У его тети Фани, младшей сестры Бенедикта Захаровича, такой наклон, нажим, а сами буковки как рисованные. Отец шутил — наша Фаня пишет лучше Акакия Акакиевича! А Фаня, теперь машинистка и стенографистка, не обижалась:

— Так учили!.. У меня в голове до сих пор все слова с ятью. Каждую неделю мы на специальных дощечках предъявляли этот список классной даме. Некоторые девочки дощечки закутывали, ватой обкладывали, чтобы не стерлось. Но вашей Фане это было ни к чему! Такая память.

 

Сегодня за этими тремя мужчинами и расшалившаяся Ксана выскочила, на ходу заматываясь шарфом, и попросила его, Лючина, почему-то его, а не отца, а ему так приятно было это, затянуть шарф потуже, и до самой машины держала за руку, Леля сказала бы — висла! А другая девочка, старше Ксаны, совершенно беззубая, в капоре меховом, и помпоны болтались из заячьего меха, и она, наблюдая за ними, помпоны подкидывала, эта девочка, она у подъезда стояла, еще успела им язык показать, когда трофейный “нэш” отчаливал; думала, что тайно, взрослые не заметят, а глаза у самой вострые-вострые, и Ксана ее окликнула: “Динка!” Тут мальчик, почти подросток, подошел к ним — это еще Лючин успел увидеть, оборотившись с переднего сиденья к Алексею Павловичу. Хотел спросить какую-то ерунду, но не спросил; усталое, с черными подглазьями было лицо у Алексея Павловича. Домашнее энергичное возбуждение покинуло его, веки набухли, и догадываться не надо — видно, почти не спал Алексей Павлович.

Быстрее бы эта не любимая Лючиным секретарь Лариса Ивановна выздоровела!

 

Простудная лихорадка — Аконит попеременно с Белладонной, при сухом кашле — Хамомилла, Ипекакуанна, Фосфор 6, при судорожном кашле — Дрозера 3…

 

По Садовой до Красной Пресни, откуда надо было свернуть на Грузинскую, министерство напротив зоопарка, еще минут пятнадцать, так рассчитал Лючин, и можно будет целых пятнадцать минут думать о Леле, и это хорошо; он и Алексея Павловича хотел успокоить, всем должно быть хорошо вместе с ним самим, так чувствовалось, но не успел ничего сказать, потому что Коля вдруг и с раздражением:

— Резина старая. Едва ползем. Не успеем — буду виноват. Так что в следующий раз я за вами, Евгений Бенедиктович, заезжать не буду. Сразу к Алексею Павловичу.
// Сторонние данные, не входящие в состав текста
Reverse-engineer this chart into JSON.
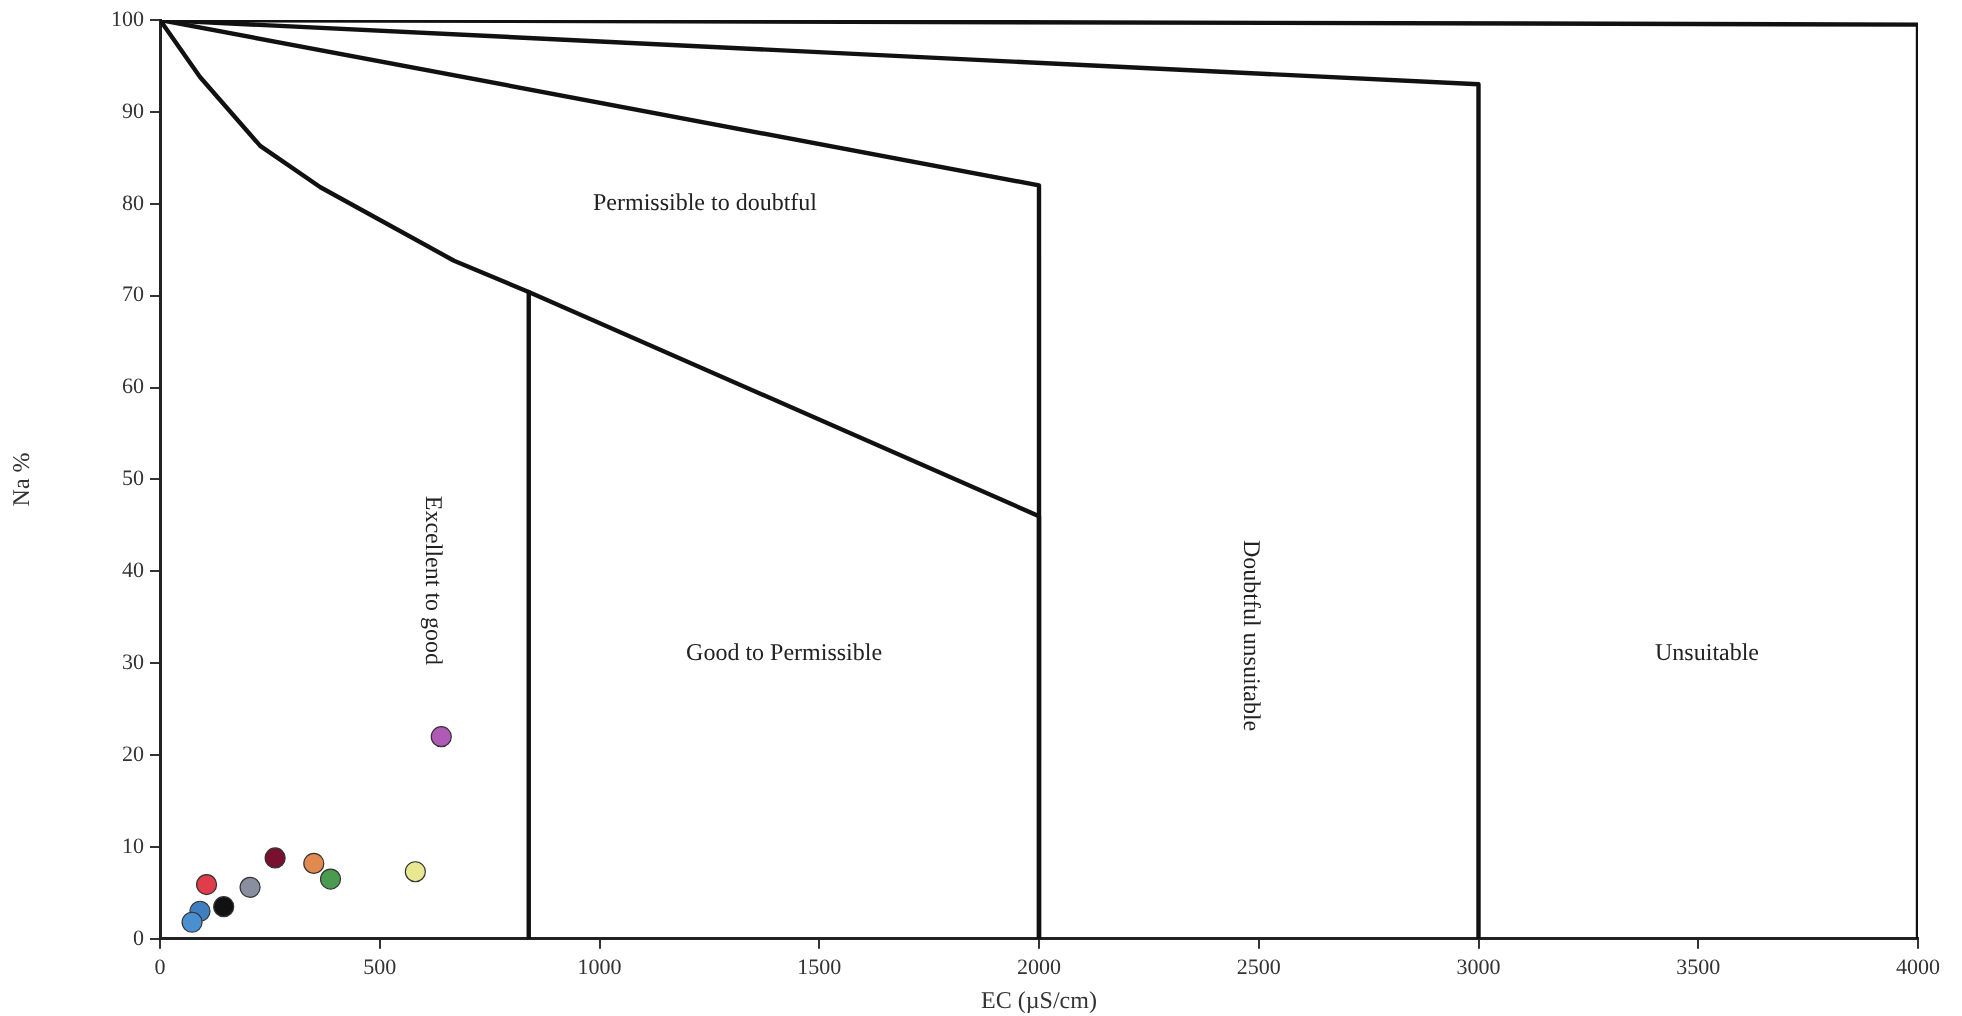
{
  "chart_data": {
    "type": "scatter",
    "xlabel": "EC (µS/cm)",
    "ylabel": "Na %",
    "xlim": [
      0,
      4000
    ],
    "ylim": [
      0,
      100
    ],
    "xticks": [
      0,
      500,
      1000,
      1500,
      2000,
      2500,
      3000,
      3500,
      4000
    ],
    "yticks": [
      0,
      10,
      20,
      30,
      40,
      50,
      60,
      70,
      80,
      90,
      100
    ],
    "grid": false,
    "legend": false,
    "series": [
      {
        "type": "line",
        "marker": "none",
        "color": "#111111",
        "x": [
          0,
          4000,
          4000
        ],
        "values": [
          100,
          99.5,
          0
        ]
      },
      {
        "type": "line",
        "marker": "none",
        "color": "#111111",
        "x": [
          0,
          3000,
          3000
        ],
        "values": [
          100,
          93,
          0
        ]
      },
      {
        "type": "line",
        "marker": "none",
        "color": "#111111",
        "x": [
          0,
          2000,
          2000
        ],
        "values": [
          100,
          82,
          0
        ]
      },
      {
        "type": "line",
        "marker": "none",
        "color": "#111111",
        "x": [
          0,
          91,
          228,
          365,
          669,
          839,
          2000,
          2000
        ],
        "values": [
          100,
          93.8,
          86.3,
          81.8,
          73.8,
          70.4,
          46,
          0
        ]
      },
      {
        "type": "line",
        "marker": "none",
        "color": "#111111",
        "x": [
          839,
          839
        ],
        "values": [
          70.4,
          0
        ]
      },
      {
        "marker": "circle",
        "x": [
          640,
          106,
          91,
          73,
          145,
          205,
          262,
          350,
          388,
          581
        ],
        "values": [
          22,
          5.9,
          3,
          1.8,
          3.5,
          5.6,
          8.8,
          8.2,
          6.5,
          7.3
        ],
        "colors": [
          "#b05ab8",
          "#e03c4a",
          "#3f7fc0",
          "#4a8fd0",
          "#111111",
          "#8a8fa0",
          "#7a1030",
          "#e08a50",
          "#4a9a50",
          "#e8e890"
        ]
      }
    ],
    "annotations": [
      "Permissible to doubtful",
      "Excellent to good",
      "Good to Permissible",
      "Doubtful unsuitable",
      "Unsuitable"
    ]
  }
}
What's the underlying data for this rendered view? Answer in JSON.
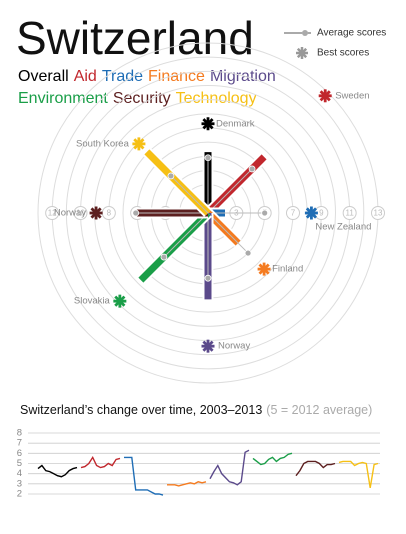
{
  "title": "Switzerland",
  "legend": {
    "average": "Average scores",
    "best": "Best scores"
  },
  "chart_data": [
    {
      "type": "radial",
      "rlim": [
        1,
        13
      ],
      "rticks": [
        3,
        4,
        5,
        6,
        7,
        8,
        9,
        10,
        11,
        12,
        13
      ],
      "series": [
        {
          "name": "Overall",
          "color": "#000000",
          "value": 5.3,
          "average": 4.9,
          "best": 7.3,
          "best_label": "Denmark"
        },
        {
          "name": "Aid",
          "color": "#c1272d",
          "value": 6.6,
          "average": 5.4,
          "best": 12.7,
          "best_label": "Sweden"
        },
        {
          "name": "Trade",
          "color": "#1f6db5",
          "value": 2.2,
          "average": 5.0,
          "best": 8.3,
          "best_label": "New Zealand"
        },
        {
          "name": "Finance",
          "color": "#f47b20",
          "value": 4.0,
          "average": 5.0,
          "best": 6.6,
          "best_label": "Finland"
        },
        {
          "name": "Migration",
          "color": "#5b4a8b",
          "value": 7.1,
          "average": 5.6,
          "best": 10.4,
          "best_label": "Norway"
        },
        {
          "name": "Environment",
          "color": "#1a9e48",
          "value": 7.7,
          "average": 5.4,
          "best": 9.8,
          "best_label": "Slovakia"
        },
        {
          "name": "Security",
          "color": "#5c1f1f",
          "value": 6.0,
          "average": 6.1,
          "best": 8.9,
          "best_label": "Norway"
        },
        {
          "name": "Technology",
          "color": "#f6c015",
          "value": 7.1,
          "average": 4.7,
          "best": 7.9,
          "best_label": "South Korea"
        }
      ]
    },
    {
      "type": "line",
      "title": "Switzerland’s change over time, 2003–2013",
      "subtitle": "(5 = 2012 average)",
      "ylim": [
        2,
        8
      ],
      "yticks": [
        2,
        3,
        4,
        5,
        6,
        7,
        8
      ],
      "grid": true,
      "series": [
        {
          "color": "#000000",
          "values": [
            4.5,
            4.8,
            4.3,
            4.2,
            4.0,
            3.8,
            3.7,
            3.9,
            4.3,
            4.5,
            4.6
          ]
        },
        {
          "color": "#c1272d",
          "values": [
            4.6,
            4.7,
            5.0,
            5.6,
            4.8,
            4.6,
            4.7,
            5.0,
            4.8,
            5.4,
            5.5
          ]
        },
        {
          "color": "#1f6db5",
          "values": [
            5.6,
            5.6,
            5.6,
            2.4,
            2.4,
            2.4,
            2.4,
            2.2,
            2.0,
            2.0,
            1.9
          ]
        },
        {
          "color": "#f47b20",
          "values": [
            2.9,
            2.9,
            2.9,
            2.8,
            2.9,
            3.0,
            3.1,
            3.0,
            3.2,
            3.1,
            3.2
          ]
        },
        {
          "color": "#5b4a8b",
          "values": [
            3.5,
            4.2,
            4.8,
            4.0,
            3.6,
            3.2,
            3.1,
            2.9,
            3.2,
            6.1,
            6.3
          ]
        },
        {
          "color": "#1a9e48",
          "values": [
            5.5,
            5.2,
            4.9,
            5.0,
            5.4,
            5.6,
            5.2,
            5.5,
            5.6,
            5.9,
            6.0
          ]
        },
        {
          "color": "#5c1f1f",
          "values": [
            3.8,
            4.3,
            5.0,
            5.2,
            5.2,
            5.2,
            5.0,
            4.6,
            4.9,
            4.9,
            5.0
          ]
        },
        {
          "color": "#f6c015",
          "values": [
            5.1,
            5.2,
            5.2,
            5.2,
            4.8,
            5.0,
            5.1,
            5.0,
            2.6,
            4.9,
            5.0
          ]
        }
      ]
    }
  ]
}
Лючин пожал плечами, ничего не ответил. А что отвечать? Он жил как раз по дороге из ведомственного гаража, и не его они ждут обычно; Евгений Бенедиктович выходит сразу, как только машина подъедет, но у Коли задергался подбородок, напомнив про контузию. Из-за контузии он и попал в немецкий плен. За год до Победы.

Это Алексей Павлович всегда подробно объяснял, когда речь шла о Коле. Лючин считал — лучше не объяснять.

 

III

 

Суды были не для Ореста Константиновича Скворцова, хотя на этот раз был обыкновенный районный суд, его рядовое заседание по разделу имущества разводящихся супругов, но глаза отметили — и здесь “тройка”: судья и два заседателя. Зачем Калерия это затеяла? Затеяла, но не пришла. Он готов был все отдать, все, то есть главное — квартиру на Патриарших и часть коллекции картин; оставлял себе дачу в Мамонтовке, где вместе с его больной дочерью жила старшая сестра его первой жены — Зая. Настоящее имя было Злата, но она всегда была Зая, “тетя Зайка”, говорила его Шурочка, так вот, Шурочка и ставшая еще бесплотнее, совершенно седая и дряхлая Зая, куда им было деваться… В последний приезд они обе так поразили своей беспомощностью. Он просил не провожать его на станцию, он правда торопился в город, ему надо было встретиться с адвокатом, он хотел попросить Натана Израилевича уговорить Калерию решить дело без суда. Пусть забирает что хочет, но обязательно оставит ему карандашный эскиз Саврасова к “Грачам”, начало его коллекции, хотя чувствовал заранее — Калерия не согласится… О нет, не деньги, не картины и уж конечно не мамонтовской развалюхи жаждала ее душа, но и семейные бриллианты, оскудевшая шкатулка, о которых однажды обмолвилась Зая, поведав, как они с сестрою меняли камешки на хлеб и на соль, только разменная монета в странном торге: если развод, тогда — суд. Получалось — над ним. Поскольку Калерия не считала свою неверность поводом. Смешно, она его подозревала!.. Боже мой, он вспомнил, как потянулась к ней его девочка, как нежно, кривя улыбающийся рот, а после того детдома всегда осталась такой, завороженной детством, на сто лет — на всю жизнь, как в сказке братьев Гримм: не вырастающая и в девять, и в двенадцать, и сейчас, в четырнадцать. А в двадцать шесть, а в сорок?